Ayyagari et al. (2000) studied 10 unrelated families segregating X-linked recessive BCM. Examination of affected individuals revealed progressive macular atrophy in a 56-year-old male patient and his 70-year-old carrier sister. In addition, 4 patients from 3 families had considerable unexplained residual photopic b-wave response on electroretinography (30 to 80% of the clinical low-normal value). Nine of the 10 families had deletions in the upstream red pigment gene region ranging from 6.3 to 17.8 kb; all of the deletions included the 600-bp LCR and part or all of the red gene. The remaining family showed loss of all of the exons of the green pigment gene. Ayyagari et al. (2000) stated that they observed no association between the phenotypes and genotypes in these families.

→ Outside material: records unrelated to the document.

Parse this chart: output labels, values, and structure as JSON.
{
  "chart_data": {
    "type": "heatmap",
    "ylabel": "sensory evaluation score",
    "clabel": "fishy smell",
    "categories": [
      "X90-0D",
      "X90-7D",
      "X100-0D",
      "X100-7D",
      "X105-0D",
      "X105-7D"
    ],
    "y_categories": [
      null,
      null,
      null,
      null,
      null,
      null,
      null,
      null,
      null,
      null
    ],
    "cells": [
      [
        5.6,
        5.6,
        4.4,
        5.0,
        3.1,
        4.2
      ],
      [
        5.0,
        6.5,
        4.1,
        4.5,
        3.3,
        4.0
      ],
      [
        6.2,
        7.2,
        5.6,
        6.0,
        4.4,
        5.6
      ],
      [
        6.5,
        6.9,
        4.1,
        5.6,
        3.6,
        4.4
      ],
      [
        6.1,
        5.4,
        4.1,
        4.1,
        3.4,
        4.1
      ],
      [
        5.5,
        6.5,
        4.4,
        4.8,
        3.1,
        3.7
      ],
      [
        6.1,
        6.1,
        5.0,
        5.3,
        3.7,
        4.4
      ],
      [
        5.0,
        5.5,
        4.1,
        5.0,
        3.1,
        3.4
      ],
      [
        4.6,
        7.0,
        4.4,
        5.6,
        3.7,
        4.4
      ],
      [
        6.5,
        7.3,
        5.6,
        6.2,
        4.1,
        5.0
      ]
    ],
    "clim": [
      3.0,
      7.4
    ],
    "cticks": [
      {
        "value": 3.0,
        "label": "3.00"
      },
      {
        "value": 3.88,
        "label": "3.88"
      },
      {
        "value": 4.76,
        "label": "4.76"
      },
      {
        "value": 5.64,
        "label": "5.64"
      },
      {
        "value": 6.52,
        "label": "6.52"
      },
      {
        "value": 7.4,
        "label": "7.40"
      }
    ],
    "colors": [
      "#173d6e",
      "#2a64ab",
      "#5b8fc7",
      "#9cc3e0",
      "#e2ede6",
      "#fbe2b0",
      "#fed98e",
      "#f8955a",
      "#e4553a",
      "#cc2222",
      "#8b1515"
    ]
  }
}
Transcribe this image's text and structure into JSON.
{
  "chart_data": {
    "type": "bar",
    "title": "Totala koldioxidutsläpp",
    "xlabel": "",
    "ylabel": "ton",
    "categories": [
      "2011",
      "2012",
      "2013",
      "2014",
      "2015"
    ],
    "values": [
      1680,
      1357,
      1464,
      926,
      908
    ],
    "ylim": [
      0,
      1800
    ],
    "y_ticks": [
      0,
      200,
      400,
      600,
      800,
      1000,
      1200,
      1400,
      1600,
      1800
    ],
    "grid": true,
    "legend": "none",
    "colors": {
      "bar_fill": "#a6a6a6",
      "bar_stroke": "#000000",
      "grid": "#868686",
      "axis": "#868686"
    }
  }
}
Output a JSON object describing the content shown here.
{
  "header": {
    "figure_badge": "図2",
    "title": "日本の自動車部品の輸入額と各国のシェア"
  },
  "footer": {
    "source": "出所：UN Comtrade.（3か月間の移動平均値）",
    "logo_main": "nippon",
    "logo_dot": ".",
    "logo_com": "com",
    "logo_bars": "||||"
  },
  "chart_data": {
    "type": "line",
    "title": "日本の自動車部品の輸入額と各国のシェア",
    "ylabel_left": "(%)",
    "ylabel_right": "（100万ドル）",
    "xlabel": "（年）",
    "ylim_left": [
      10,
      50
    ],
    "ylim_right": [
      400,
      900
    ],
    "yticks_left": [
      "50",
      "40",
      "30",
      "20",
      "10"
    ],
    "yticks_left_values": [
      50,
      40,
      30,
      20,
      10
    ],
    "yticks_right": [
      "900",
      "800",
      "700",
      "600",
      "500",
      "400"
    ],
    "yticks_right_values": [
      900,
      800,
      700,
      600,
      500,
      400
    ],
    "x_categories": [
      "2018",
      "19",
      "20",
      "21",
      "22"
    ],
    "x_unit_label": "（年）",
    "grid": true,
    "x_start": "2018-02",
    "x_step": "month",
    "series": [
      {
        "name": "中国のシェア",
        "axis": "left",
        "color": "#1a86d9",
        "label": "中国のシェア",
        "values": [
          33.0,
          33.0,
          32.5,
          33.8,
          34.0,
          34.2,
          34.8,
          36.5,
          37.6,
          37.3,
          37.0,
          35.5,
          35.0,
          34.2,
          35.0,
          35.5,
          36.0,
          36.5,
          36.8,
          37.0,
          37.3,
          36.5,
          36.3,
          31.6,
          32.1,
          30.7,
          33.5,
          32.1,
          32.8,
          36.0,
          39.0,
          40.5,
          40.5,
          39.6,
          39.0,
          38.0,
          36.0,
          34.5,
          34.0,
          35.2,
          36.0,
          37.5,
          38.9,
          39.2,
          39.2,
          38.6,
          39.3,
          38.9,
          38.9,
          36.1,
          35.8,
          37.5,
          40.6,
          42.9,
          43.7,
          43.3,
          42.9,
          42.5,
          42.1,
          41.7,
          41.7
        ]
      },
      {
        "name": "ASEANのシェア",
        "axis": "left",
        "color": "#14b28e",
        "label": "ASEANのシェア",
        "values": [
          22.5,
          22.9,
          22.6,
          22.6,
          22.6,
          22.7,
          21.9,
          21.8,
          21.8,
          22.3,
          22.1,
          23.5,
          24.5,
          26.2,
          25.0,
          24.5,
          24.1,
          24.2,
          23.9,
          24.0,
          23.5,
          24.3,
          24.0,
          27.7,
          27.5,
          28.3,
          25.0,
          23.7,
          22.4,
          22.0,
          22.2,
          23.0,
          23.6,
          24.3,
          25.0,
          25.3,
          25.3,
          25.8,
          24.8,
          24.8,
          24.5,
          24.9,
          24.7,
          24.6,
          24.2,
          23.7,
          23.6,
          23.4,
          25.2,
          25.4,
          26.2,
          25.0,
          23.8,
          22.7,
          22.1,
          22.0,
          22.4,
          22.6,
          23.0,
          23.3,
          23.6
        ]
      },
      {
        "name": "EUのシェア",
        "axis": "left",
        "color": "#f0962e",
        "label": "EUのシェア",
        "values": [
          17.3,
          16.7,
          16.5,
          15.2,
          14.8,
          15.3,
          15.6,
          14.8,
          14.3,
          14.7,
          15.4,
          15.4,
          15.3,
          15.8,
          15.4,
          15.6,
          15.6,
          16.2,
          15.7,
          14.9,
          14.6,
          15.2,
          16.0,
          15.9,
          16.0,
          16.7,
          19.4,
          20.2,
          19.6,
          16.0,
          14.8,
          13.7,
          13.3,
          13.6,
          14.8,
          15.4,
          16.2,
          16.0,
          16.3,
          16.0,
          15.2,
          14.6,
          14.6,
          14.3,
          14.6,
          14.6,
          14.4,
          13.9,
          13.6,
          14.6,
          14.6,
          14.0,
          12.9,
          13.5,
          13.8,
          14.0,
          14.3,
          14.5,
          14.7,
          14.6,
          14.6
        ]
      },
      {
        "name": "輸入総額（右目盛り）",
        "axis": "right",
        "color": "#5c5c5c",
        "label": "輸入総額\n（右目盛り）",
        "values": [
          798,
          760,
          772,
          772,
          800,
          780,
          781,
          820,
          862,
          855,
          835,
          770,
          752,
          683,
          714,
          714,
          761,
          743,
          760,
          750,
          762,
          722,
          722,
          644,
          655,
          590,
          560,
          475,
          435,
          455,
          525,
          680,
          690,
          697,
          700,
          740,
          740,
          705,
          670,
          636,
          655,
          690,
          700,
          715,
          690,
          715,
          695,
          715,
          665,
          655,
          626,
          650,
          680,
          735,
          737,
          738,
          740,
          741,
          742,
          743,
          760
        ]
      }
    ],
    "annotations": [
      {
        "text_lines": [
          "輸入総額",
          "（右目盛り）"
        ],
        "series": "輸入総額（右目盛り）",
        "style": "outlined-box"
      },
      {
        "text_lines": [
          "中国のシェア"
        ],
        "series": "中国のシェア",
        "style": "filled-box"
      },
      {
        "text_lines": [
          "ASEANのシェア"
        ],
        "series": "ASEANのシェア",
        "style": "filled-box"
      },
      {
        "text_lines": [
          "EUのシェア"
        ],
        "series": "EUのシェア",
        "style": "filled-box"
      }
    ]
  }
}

Michaelides et al. (2005) studied 3 British families with X-linked recessive BCM, 2 of which showed evidence of progression of disease. In 1 of the pedigrees with progressive disease and in the family with typical BCM, the authors identified a single 5-prime-L/M-3-prime hybrid gene that also carried the C203R substitution in exon 4. In the remaining pedigree ('family A'), the mutational basis of the color vision defect was not identified.

Gardner et al. (2009) analyzed 3 British families with BCM, 1 of which was a family with a slowly progressive phenotype previously described by Michaelides et al. (2005) ('family A'). In all 3 families, genetic analysis revealed an unequal crossover within the opsin gene array and an inactivating mutation: in 1 family, affected individuals had a single 5-prime-L/M-3-prime hybrid gene with an inactivating C203R mutation, whereas in another family, 11-year-old adopted twin brothers with BCM had a C203R-inactivated hybrid gene followed by a second inactive gene. The family with documented progressive disease was found to have a single hybrid gene lacking exon 2.

Cone Dystrophy 5

In a 3-generation British family with X-linked progressive cone dystrophy mapping to Xq27.3, Gardner et al. (2010) demonstrated that the cone opsin gene array in affected members consisted of an LW gene containing a W177R (300821.0006) mutant MW exon 3, followed by an MW gene containing an identical W177R mutation in exon 3. Analysis of the intervening sequence flanking the mutant MW exon 3 of both genes indicated that W177R was transferred in a block of exon 3 sequence from the MW gene into the LW gene by gene conversion.